As a 17-year-old, white Narberthian, I’ve grown up in an era when segregation is a thing of the past, a subject in history class. It has seemed far away, but not anymore. This summer, an oral history project at Lower Merion High School gave me an opportunity to delve into the history of my community’s experience with desegregation.
Lower Merion this year is commemorating the 50th anniversary of the closing of Ardmore Avenue School, marking the official desegregation of the district. Ardmore Avenue Elementary was, in fact, 20 percent white, but its derelict condition and subpar academics proved it lesser than all the neighboring elementary schools that fed into Lower Merion High School.
Lower Merion’s ‘moment of integration’
In the summer of ’63, the school board discussed the possibility of closing this primarily black school. After many plans were proposed and shot down, two weeks before the first day of school, the board decided to disperse the students of Ardmore Avenue into the neighboring, primarily white schools. Without warning, the Lower Merion community experienced its own moment of integration.
This term, “moment of integration,” became the focus of our oral history project, headed by my AP U.S. history teacher, Chad Henneberry, and a commemoration event set to take place Sept. 12.
I heard the story of Ardmore Avenue School when Judge Wendall Holland and Mr. Michael Antonoplus, both members of the Class of ’70, spoke to my AP U.S. history class. Holland, a gifted athlete who would later become his high school class president, found warm welcome from his new white classmates, among them Mr.
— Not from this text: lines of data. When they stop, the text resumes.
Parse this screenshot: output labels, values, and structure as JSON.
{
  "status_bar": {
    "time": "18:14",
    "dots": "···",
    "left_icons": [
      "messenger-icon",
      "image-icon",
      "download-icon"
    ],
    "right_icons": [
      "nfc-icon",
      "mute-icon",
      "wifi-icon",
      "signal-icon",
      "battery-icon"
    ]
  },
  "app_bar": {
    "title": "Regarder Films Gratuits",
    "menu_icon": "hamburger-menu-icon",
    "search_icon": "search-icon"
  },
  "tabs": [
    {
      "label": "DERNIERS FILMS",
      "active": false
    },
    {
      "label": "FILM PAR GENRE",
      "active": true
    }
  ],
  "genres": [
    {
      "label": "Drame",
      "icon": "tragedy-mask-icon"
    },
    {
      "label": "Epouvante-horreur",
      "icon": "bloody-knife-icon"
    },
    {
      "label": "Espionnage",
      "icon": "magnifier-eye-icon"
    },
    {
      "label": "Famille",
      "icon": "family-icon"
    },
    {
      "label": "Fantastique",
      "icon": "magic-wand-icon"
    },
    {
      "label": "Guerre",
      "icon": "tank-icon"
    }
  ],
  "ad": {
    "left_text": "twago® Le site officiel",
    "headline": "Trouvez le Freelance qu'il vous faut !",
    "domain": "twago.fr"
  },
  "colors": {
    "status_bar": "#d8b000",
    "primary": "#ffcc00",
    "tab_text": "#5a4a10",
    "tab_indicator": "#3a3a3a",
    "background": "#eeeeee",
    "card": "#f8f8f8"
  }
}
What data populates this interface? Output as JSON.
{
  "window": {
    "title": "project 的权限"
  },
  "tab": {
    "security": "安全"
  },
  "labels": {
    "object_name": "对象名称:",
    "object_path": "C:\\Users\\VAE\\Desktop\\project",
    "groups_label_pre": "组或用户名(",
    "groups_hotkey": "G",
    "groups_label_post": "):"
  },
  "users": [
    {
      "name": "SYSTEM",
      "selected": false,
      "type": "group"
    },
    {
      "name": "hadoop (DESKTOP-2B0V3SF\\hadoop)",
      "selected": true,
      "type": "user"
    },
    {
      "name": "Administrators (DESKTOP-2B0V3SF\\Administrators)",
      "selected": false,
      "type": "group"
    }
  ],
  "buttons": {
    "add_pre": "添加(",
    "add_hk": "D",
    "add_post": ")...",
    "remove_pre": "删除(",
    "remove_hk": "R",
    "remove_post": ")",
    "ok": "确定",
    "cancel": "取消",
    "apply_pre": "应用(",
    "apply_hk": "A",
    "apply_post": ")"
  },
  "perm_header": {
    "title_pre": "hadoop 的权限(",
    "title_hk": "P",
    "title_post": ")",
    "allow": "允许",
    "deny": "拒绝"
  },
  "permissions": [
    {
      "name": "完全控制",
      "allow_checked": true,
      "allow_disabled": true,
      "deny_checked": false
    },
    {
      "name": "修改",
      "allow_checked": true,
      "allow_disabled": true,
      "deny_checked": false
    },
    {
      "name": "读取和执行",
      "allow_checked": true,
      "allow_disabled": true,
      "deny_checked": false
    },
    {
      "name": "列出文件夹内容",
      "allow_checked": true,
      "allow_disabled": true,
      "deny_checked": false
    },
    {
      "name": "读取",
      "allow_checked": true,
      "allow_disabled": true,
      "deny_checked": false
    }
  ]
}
Antonoplus, at the Wynnewood Road School. Holland attributed much of his pleasant integration experience to the race-blind nature of sports and meeting his best friend Mike on the playing field.
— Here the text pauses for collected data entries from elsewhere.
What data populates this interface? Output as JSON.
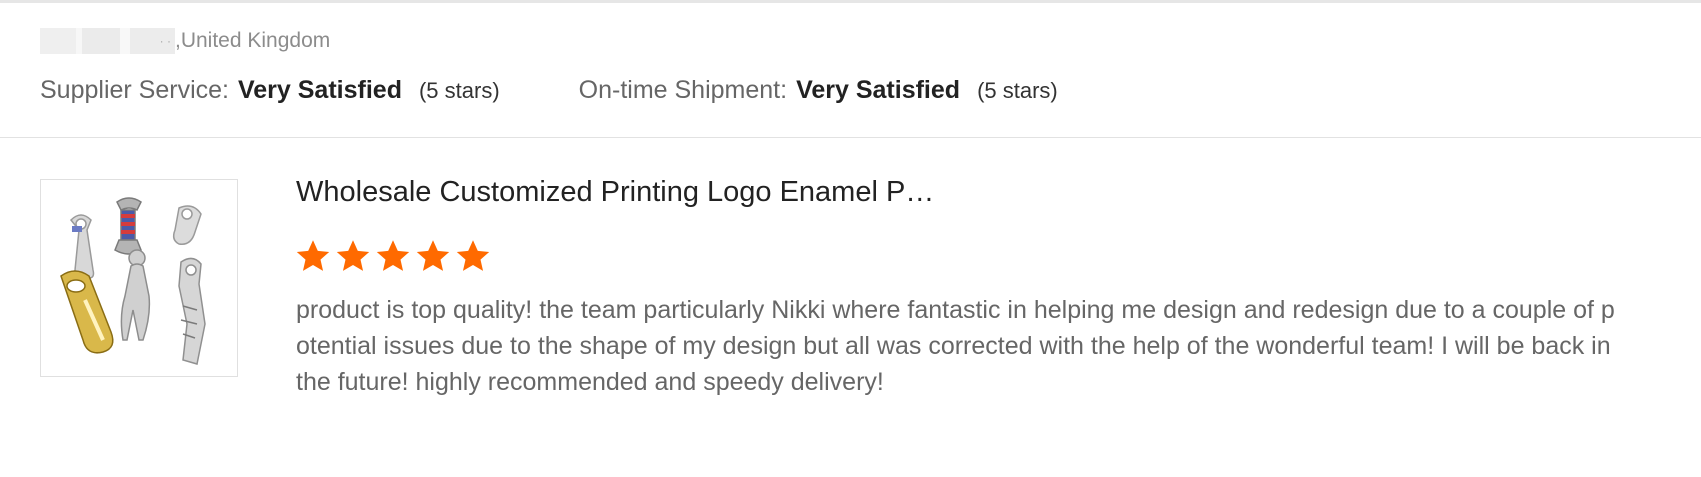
{
  "buyer": {
    "name_masked": "· ·",
    "location": ",United Kingdom"
  },
  "ratings": {
    "supplier_service": {
      "label": "Supplier Service:",
      "value": "Very Satisfied",
      "stars_text": "(5 stars)",
      "stars": 5
    },
    "on_time_shipment": {
      "label": "On-time Shipment:",
      "value": "Very Satisfied",
      "stars_text": "(5 stars)",
      "stars": 5
    }
  },
  "review": {
    "product_title": "Wholesale Customized Printing Logo Enamel P…",
    "product_image_icon": "product-bottle-openers-image",
    "rating_stars": 5,
    "star_color": "#ff6a00",
    "text": "product is top quality! the team particularly Nikki where fantastic in helping me design and redesign due to a couple of potential issues due to the shape of my design but all was corrected with the help of the wonderful team! I will be back in the future! highly recommended and speedy delivery!"
  }
}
Impressed as I was by their seamless integration, I was eager to hear if this was the story across the board. I got involved with the Moment of Integration project, joining a team of students — four white, four black — to create an oral history film of interviews with Lower Merion alumni during the time of integration.
Digging deeper into integration stories
My team worked together to develop core questions about race and its not-nearly-perfect history in our district. We had open, honest conversations about racial barriers in our community, subdued since integration but still present. That kind of conversation isn’t easy to come by.
In the course of interviewing alumni and community members, I found that not all integration stories were quite as seamless as that of Holland and Antonoplus. Many students who came to the middle schools from Ardmore Avenue were quite behind in school, and the teachers didn’t help them catch up. I heard of playground segregation and a continuous struggle to meet the standards set by an all-white Lower Merion faculty.
After a long school year of memorizing dates and battles, learning real history first hand proved much more meaningful. I attached faces to abstractions like “segregation” and “race” and “identity.” Textbooks definitely cannot do that. I am grateful to my school for giving me this unique educational and cultural opportunity.
But the overarching theme that I discovered in my interviews was a trust and sense of community between whites and blacks in Lower Merion. Some alumni even welcomed me into their homes to discuss the touchiest of subjects — race, family, poverty, friendship. I was amazed to hear how much pride they have in their alma mater and in the challenges they overcame. They were eager to share their stories, because I am a Lower Merion student and so were they — an unexplainable sense of trust existed simply because of our shared love for our school, and nothing else.
However, I believe the project is falsely named. “Moment of Integration” implies that there is a moment in time, an instant, where integration just happens — and then ends. Although this term refers to the moment of the first year black students from Ardmore Avenue School were dispersed into the Lower Merion community, it really indicates the beginning of integration, certainly not the end. Integration, in my case, felt most prevalent and current this summer — not 50 years ago. Integration is hardly a moment, but a process. The process is not yet finished, but 50 years of progress promises another 50 years of equally necessary advancement.
Rebecca Zimmerman is a senior at Lower Merion High School.